Letters to the editor

July 14, 2003

Let county officials ride bikes

To the editor:

Why does Washington County continue to allow development, both in and around Hagerstown and in the farmland, when people are complaining about traffic and ground-level ozone that is above the national standard?

These thousands of new homes will put thousands more cars on our roads. I know of no plans to alleviate this traffic. Pollution will become an even bigger problem as traffic backs up at stop lights.

An idling car will pollute more than a moving car. Where are the plans to control pollution? Bob Arch of the Planning Commission must be dreaming if he thinks people will ride bikes to work on the worst of the polluted days. His suggestion that people ride public transportation has one slight problem - there isn't any. How does one get from Rohrersville to Hagerstown or one of the malls using only public transportation? Or anywhere else as far as that goes.


There are also the projects of widening I-81 and extending the airport runway. I would like to see the "fuzzy math" used to show these projects will not increase the ozone levels. If widening I-81 doesn't increase traffic then why widen it? If it does, then there will be an increase in the ozone levels. The same would go for the runway project. If not more aircraft or larger aircraft then why extend it?

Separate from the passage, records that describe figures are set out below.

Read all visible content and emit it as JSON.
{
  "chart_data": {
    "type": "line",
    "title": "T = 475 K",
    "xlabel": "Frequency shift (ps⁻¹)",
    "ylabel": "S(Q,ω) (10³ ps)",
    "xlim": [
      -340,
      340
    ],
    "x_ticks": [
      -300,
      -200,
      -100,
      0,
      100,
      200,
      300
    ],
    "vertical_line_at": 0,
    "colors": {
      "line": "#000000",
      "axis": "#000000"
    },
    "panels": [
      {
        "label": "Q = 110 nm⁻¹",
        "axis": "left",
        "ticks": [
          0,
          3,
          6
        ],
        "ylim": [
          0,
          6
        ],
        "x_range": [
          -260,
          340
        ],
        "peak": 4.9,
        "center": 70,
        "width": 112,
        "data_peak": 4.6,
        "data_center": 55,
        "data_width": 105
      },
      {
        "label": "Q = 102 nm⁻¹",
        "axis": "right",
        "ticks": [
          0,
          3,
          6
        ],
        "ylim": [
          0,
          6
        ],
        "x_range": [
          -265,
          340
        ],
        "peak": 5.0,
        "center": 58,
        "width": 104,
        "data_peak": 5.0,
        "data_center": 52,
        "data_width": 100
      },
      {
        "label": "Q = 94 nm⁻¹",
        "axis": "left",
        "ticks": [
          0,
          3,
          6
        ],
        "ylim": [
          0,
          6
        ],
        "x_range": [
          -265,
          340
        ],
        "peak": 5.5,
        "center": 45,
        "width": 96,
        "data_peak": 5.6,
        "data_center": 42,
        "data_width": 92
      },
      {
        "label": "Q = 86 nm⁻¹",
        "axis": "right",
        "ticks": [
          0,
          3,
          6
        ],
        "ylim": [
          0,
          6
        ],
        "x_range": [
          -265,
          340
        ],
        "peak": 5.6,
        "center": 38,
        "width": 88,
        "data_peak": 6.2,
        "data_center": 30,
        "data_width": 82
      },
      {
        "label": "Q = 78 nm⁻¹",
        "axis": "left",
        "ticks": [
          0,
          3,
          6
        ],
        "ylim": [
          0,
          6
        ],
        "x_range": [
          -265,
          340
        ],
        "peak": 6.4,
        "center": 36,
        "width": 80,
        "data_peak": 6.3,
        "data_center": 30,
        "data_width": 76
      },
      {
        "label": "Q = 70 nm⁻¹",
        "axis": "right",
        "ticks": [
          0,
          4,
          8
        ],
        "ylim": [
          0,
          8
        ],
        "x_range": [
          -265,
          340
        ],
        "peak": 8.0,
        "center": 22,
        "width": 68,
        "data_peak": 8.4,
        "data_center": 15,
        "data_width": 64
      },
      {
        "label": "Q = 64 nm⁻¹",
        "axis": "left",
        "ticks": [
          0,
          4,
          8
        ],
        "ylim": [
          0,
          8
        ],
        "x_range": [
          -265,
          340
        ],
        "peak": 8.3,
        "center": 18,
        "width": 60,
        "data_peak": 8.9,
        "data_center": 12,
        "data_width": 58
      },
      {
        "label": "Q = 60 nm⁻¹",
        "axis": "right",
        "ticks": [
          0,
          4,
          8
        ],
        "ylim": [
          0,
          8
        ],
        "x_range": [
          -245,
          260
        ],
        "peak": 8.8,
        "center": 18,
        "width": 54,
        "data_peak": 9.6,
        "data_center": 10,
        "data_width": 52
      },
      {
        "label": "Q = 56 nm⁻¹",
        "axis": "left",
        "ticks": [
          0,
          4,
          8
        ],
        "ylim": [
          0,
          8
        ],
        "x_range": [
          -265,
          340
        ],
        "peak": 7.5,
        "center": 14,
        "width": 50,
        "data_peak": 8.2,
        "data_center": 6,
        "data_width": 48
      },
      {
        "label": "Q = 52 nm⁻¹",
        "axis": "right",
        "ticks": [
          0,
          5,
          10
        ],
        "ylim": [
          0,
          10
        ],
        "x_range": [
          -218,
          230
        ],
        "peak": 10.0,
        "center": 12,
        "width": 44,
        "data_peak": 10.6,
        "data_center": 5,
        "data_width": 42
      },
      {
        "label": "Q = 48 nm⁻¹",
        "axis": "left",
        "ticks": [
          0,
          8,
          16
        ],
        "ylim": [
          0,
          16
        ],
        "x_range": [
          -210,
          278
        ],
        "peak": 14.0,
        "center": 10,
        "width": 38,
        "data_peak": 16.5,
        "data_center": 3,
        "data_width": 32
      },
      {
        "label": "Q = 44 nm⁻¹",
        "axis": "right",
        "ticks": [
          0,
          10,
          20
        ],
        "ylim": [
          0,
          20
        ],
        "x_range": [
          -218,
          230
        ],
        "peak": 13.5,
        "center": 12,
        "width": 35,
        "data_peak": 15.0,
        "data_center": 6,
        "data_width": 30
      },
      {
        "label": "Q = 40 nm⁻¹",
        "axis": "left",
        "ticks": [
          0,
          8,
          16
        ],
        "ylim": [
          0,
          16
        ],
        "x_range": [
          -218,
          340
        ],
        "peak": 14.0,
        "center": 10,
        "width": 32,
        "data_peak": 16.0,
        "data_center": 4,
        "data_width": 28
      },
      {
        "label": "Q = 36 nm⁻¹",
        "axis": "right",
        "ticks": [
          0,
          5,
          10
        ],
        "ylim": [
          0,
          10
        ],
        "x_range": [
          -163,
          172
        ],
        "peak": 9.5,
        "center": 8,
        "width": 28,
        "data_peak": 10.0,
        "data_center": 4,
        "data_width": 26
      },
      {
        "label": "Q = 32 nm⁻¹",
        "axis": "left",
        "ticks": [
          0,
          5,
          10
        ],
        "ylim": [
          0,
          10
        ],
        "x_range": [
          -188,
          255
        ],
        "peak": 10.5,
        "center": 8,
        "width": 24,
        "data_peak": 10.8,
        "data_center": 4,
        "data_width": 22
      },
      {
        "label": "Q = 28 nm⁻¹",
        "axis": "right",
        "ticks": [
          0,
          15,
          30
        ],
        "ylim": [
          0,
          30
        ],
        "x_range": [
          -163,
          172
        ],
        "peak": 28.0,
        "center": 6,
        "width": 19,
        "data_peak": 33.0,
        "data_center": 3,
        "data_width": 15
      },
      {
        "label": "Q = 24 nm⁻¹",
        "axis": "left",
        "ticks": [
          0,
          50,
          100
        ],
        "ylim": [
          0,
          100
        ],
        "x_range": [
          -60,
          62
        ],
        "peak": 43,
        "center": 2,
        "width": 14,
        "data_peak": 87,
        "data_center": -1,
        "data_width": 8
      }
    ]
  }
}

I also read where a new business of packaging and delivery will be coming to Washington County. According to Bob Arch there will be about 400 new jobs, half of which are low to medium salaries.

He believes this will be good for the county. I don't see how low-paying jobs of any sort can be good. Arch ought to give up his high-paying job with the county and take one of these low-paying jobs. If they are good for the county, they ought to be good for him. He can also ride his bike to work and reduce pollution.

Edwin Kumsher

What's a 'menace' to do?

To the editor:

I am almost finished serving a two-year sentence for DUI at Washington County Detention Center, and yet I find myself somewhat disappointed because upon my release I will be jobless, penniless and homeless.

The detention center currently offers no assistance or information, that I am aware of, concerning my well-being or re-acclimation to society. In court I was labeled a "menace to society" by the state. The way I see it, the real menace is the system to which I have been incarcerated. This system offers nothing to the inmate along the lines of rehabilitation, no educational program, no job or life skills program, no exercise programs.

This system that I speak of is the same one that each year pushes hundreds of inmates out its doors in the same or worse conditions than prior to their incarceration. Many of those individuals, like myself, will find themselves homeless and desperate.

A homeless shelter and soup kitchen may mean the difference between hope and desperation, working or criminal behavior, sobriety or relapse, life or death. It's hard to imagine such circumstances unless you've personally experienced it. I have. For many, it's preventable if only the system worked in favor of instead of against us. If only the "correctional" system rehabilitated its wards instead of victimizing them.

Life isn't fair, no one walking the earth's surface is perfect, and everybody makes mistakes. Is there a solution? CertainlyHowever, I offer you none today. I would only like you to think about a homeless person next time you see one. He or she has a name, a child maybe, even a dream. They have two eyes, a nose and a mouth just like you; they are human.

We're not talking about an animal shelter. We're talking about a shelter for disadvantaged people.

As for me I'll be back on my feet in a few weeks, thanks to my diversified work history. Many others will not, however. That is another reason why a homeless shelter and its many services are needed in our city.